The workforce used cutting-edge software program and idea, and calibrated and cross-checked their outcomes with different measurements of the W and towards Z decays to make sure that their strategies had been working as anticipated, says Manca.
That the CMS result’s broadly according to these from different LHC experiments — ATLAS and LHCb — which used completely different detectors and methodologies, provides the workforce confidence that they’ve hit on the best determine, says Manca.
Anomaly evaluation
Nobody can but say why CDF’s end result stands out.

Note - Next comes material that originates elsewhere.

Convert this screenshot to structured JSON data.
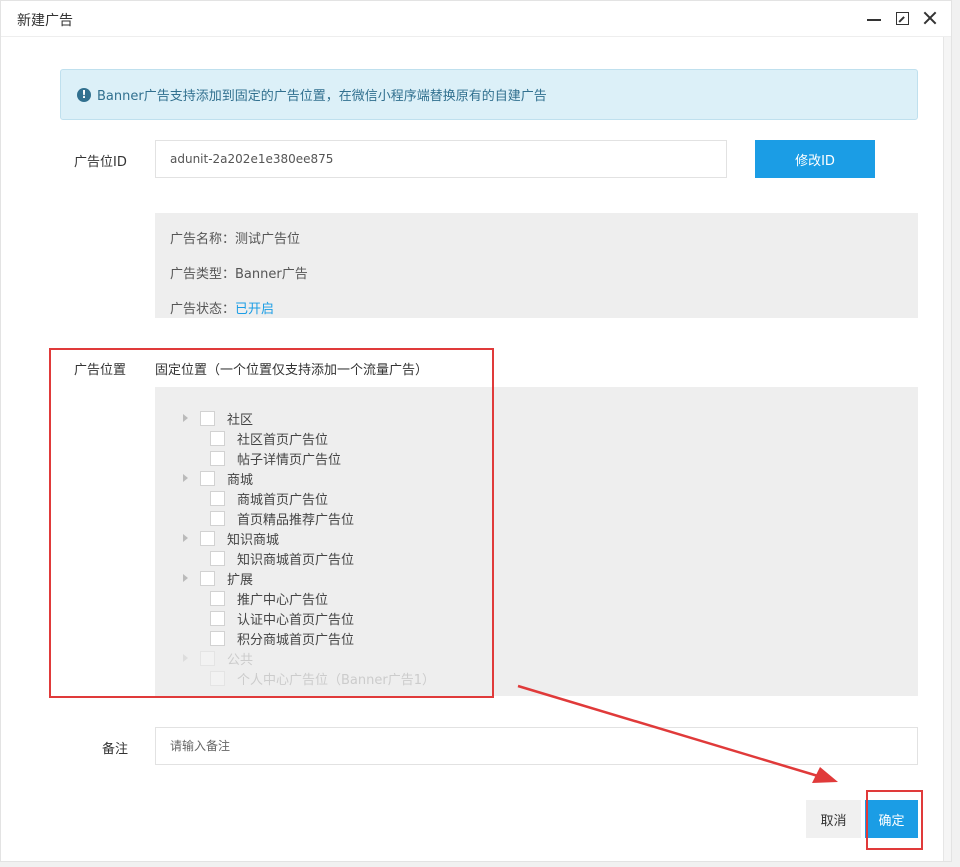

One attainable purpose is that the detector used completely different theoretical instruments from CMS to generate its simulations. CDF detected collisions from a proton–antiproton accelerator known as the Tevatron, which closed in 2011, whereas the LHC collides solely protons. “There isn’t any one factor the place we will say ‘that’s the explanation why the result’s so completely different,’” says Manca.
Kotwal says he might want to see the CMS paper, which will likely be printed in coming months, to see the workforce’s methodology. “Individuals have been reviewing how we’ve executed it and we haven’t obtained any clear indication that any flaw has been seen. The identical must be executed for CMS,” he says.
Agreeing on humankind’s greatest guess of the W’s mass will imply bringing collectively specialists from every of the experiments, in addition to theorists, to attempt to perceive the differing outcomes. “We shouldn’t depart the CDF end result as an outlier, we have to perceive why or how it’s there,” says Canelli.
Though CMS didn’t discover an anomaly, the 10-year course of created instruments that permit physicists to make different precision measurements. Such high-precision comparisons are what Manca thinks will finally break open the usual mannequin.
This text is reproduced with permission and was first printed on September 17, 2024.